Le Réveil juif
- Type: Weekly newspaper
- Founder: Félix Allouche
- Editor-in-chief: Henri Maarek, Elie Louzon
- Founded: 1924
- Ceased publication: 1940
- Political alignment: Revisionist Zionist
- Language: French language
- Headquarters: Sfax, later Tunis

= Le Réveil juif =

Le Réveil juif ("Jewish Awakening") was a French language revisionist Zionist weekly newspaper published from Sfax, Tunisia.

==History and profile==
Le Réveil juif was founded in September 1924 by Félix Allouche. Issued on Fridays, it contained four pages.

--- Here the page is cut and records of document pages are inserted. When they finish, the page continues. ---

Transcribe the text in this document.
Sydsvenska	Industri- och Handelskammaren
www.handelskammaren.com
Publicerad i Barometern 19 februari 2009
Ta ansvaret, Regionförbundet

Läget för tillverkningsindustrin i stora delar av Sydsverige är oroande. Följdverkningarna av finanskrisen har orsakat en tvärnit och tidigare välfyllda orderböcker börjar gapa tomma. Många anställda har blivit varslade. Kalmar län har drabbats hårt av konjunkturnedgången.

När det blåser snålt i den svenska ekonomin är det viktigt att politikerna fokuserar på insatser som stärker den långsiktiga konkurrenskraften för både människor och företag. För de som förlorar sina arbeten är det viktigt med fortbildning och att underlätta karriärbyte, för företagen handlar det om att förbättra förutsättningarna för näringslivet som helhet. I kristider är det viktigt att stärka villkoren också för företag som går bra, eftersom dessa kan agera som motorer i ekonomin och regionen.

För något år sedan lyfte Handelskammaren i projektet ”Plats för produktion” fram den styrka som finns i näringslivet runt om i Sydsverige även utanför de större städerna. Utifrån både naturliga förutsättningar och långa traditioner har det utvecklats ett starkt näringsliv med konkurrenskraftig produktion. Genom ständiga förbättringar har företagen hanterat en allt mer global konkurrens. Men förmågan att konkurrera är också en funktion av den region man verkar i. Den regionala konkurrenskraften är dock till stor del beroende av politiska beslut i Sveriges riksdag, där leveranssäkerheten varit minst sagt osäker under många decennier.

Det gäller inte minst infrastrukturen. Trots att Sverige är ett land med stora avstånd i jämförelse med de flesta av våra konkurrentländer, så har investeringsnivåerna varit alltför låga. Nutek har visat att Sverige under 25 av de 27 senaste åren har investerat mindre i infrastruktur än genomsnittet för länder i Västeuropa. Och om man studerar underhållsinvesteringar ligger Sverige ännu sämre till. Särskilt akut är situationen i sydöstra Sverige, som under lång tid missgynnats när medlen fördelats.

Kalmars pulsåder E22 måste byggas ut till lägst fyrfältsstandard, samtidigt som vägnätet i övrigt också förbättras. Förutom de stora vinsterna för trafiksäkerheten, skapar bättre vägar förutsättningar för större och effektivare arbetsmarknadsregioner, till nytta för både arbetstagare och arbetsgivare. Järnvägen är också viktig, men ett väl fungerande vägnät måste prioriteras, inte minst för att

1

It was one of the most important Zionist newspapers in North Africa and in Tunisia. These publications were a platform for the Jewish society to discuss their political and social views. They were also essential in the relationships between Jews, French people and Muslims.

The paper was distributed across Tunisia, Algeria, Morocco and Metropolitan France. Henri Maarek and Elie Louzon were editors-in-chief of the newspaper and its editing managers were Michel Loffreda, Jacques Taieb and Maurice Sitbon. A right-wing revisionist Zionist leader Zeev Jabotinsky published a series of articles in the weekly in 1928.

The publishing of Le Réveil juif was moved to Tunis in the mid-1930s.

Le Réveil juif, as well as other Jewish publications in Tunisia, was suppressed by the Vichy regime in October 1940.